Theory is one thing. Here is what four production teams actually built, what they learned, and what they would do differently.

Real World
Morgan Stanley
Wealth Advisor Knowledge Base
Scale
100,000+ internal documents
Outcome
Recall improved from 20% → 80% through iterative regression testing. Advisors get compliant, cited answers in seconds.
Stack
GPT-4 (OpenAI collab)Proprietary vector storeDaily regression test suite
Key Lesson
They started with 5 test cases and iterated to hundreds. The evaluation infra was as important as the retrieval infra.
Real World
Perplexity AI
Real-time Answer Engine
Scale
Billions of web pages, live index
Outcome
Sub-second cited answers grounded entirely in retrieved web sources. The LLM is forbidden from using parametric knowledge.
Stack
Vespa AI (retrieval)Hybrid BM25 + denseMulti-tier ML reranker
Key Lesson
Perplexity treats hallucination as a retrieval bug, not a model bug. If the answer is wrong, they fix the retriever.
Real World
Notion AI
Workspace Search + Summarization
Scale
10x data growth in 3 years
Outcome
Ingestion lag reduced from 24+ hours to ~2 hours. AI features now work on fresh data across 100M+ pages.
Stack
Apache Hudi + KafkaDebezium CDCSpark for processing
Key Lesson
Notion's bottleneck wasn't the LLM or the vector DB — it was getting data in fast enough. Freshness is a pipeline problem.
Real World
Cursor
Codebase-Aware Coding Assistant
Scale
Per-repo, local embedding
Outcome
@Codebase queries retrieve semantically relevant code chunks from private repos. Zero data leaves the machine.
Stack
turbopuffer (vector DB)Local embeddingsSemantic code chunking
Key Lesson
Cursor chunks code differently than prose — by function, class, and file boundary, not by character count. Domain matters.

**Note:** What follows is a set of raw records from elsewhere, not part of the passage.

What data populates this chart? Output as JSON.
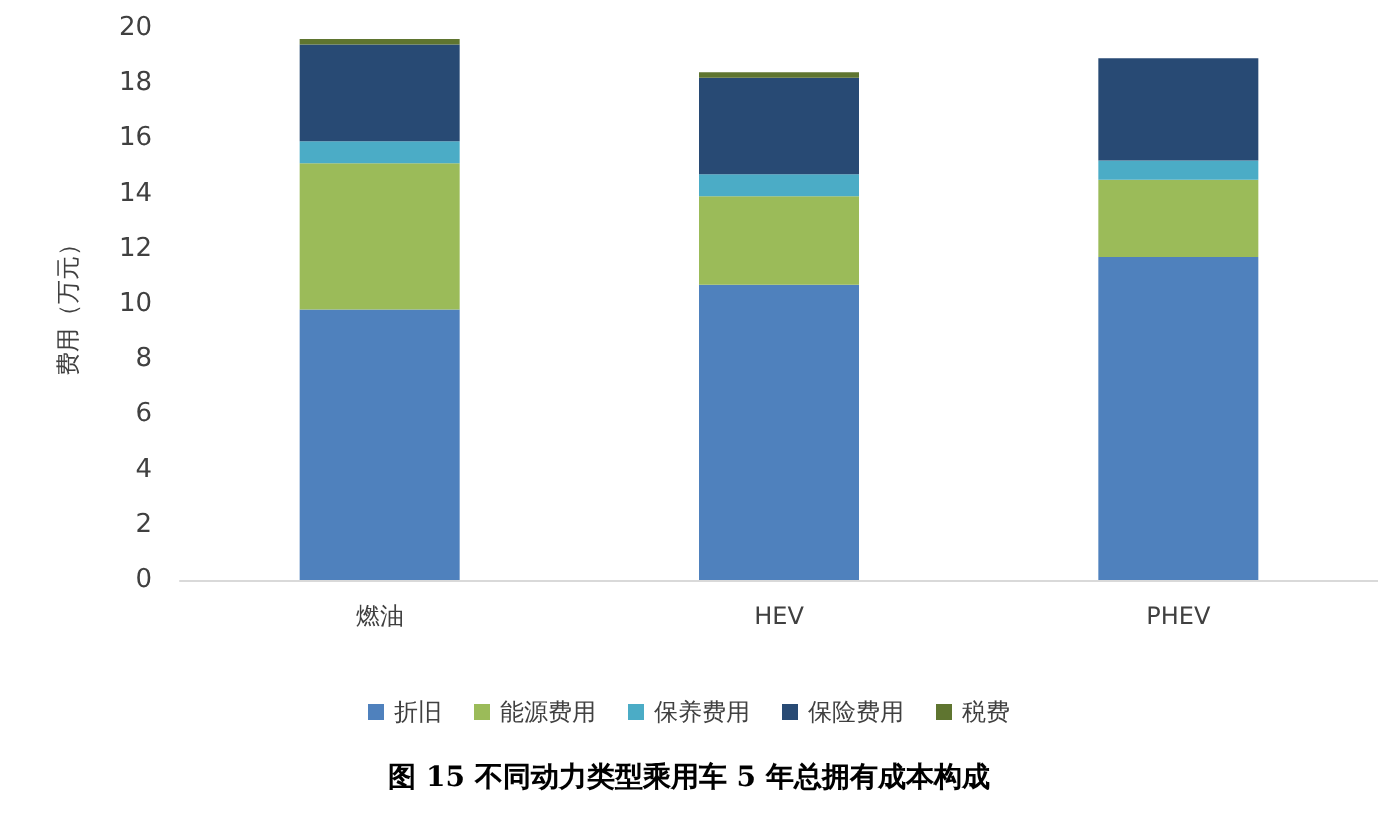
{
  "chart_data": {
    "type": "bar",
    "stacked": true,
    "title": "图 15 不同动力类型乘用车 5 年总拥有成本构成",
    "ylabel": "费用（万元）",
    "categories": [
      "燃油",
      "HEV",
      "PHEV"
    ],
    "series": [
      {
        "name": "折旧",
        "color": "#4f81bd",
        "values": [
          9.8,
          10.7,
          11.7
        ]
      },
      {
        "name": "能源费用",
        "color": "#9bbb59",
        "values": [
          5.3,
          3.2,
          2.8
        ]
      },
      {
        "name": "保养费用",
        "color": "#4bacc6",
        "values": [
          0.8,
          0.8,
          0.7
        ]
      },
      {
        "name": "保险费用",
        "color": "#284a74",
        "values": [
          3.5,
          3.5,
          3.7
        ]
      },
      {
        "name": "税费",
        "color": "#5f7530",
        "values": [
          0.2,
          0.2,
          null
        ]
      }
    ],
    "ylim": [
      0,
      20
    ],
    "yticks": [
      0,
      2,
      4,
      6,
      8,
      10,
      12,
      14,
      16,
      18,
      20
    ],
    "grid": false,
    "legend": "bottom"
  }
}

The pattern across all four is the same: the bottleneck was never the LLM. It was always the data pipeline, the retrieval quality, or the evaluation infrastructure. The teams that shipped reliable RAG systems built those three things first and treated the LLM as the last mile.

The Production Checklist

Before you ship a RAG system, these are the non-negotiables:

Data Pipeline - Structure-aware or parent-child chunking (never fixed-size) - Every chunk contains document title and section heading - BM25 index built in parallel with vector index - Change Data Capture (CDC) pipeline for index freshness - Permission filtering at query time, not just index time

Retrieval - Hybrid BM25 + dense vector search with RRF merge - Cross-encoder reranker on top-K candidates - Separate retrieval latency SLA from indexing latency

Generation - System prompt explicitly instructs "say I don't know if the context is insufficient" - Citation requirement in every response - Temperature at 0.0–0.2 for factual queries

Evaluation - Golden dataset of 50+ queries before v1 ships - RAGAS or equivalent running on production sample daily - Full pipeline trace logging (query → chunks → prompt → response) - Regression test suite blocking deployment if faithfulness drops

Observability - Alert on retrieval score distribution shifts - Alert on faithfulness score degradation - User feedback loop (thumbs up/down) feeding back to eval dataset

⚠️ The one thing most teams skip: Permission-aware retrieval. If your knowledge base contains documents with different access levels, you must filter retrieved chunks by the querying user's permissions at query time, not just at index time. Failing to do this means a junior employee can indirectly retrieve senior executive documents through the AI interface — a real compliance failure that has happened in production.

The Honest State of RAG in 2025

RAG works. It works at Morgan Stanley's scale, at Perplexity's real-time pace, at Notion's data volume. It is not magic and it is not simple.

The teams that fail with RAG treat it as a prompt engineering problem. They tune the system prompt and wonder why the answers are still wrong. The teams that succeed treat it as an engineering problem: data pipelines, retrieval algorithms, evaluation frameworks, and observability.

The retrieval layer is where most of the leverage is. If you fix the retriever — hybrid search, better chunking, a reranker — the LLM's answers get dramatically better without touching the model at all. Start there. Always start there.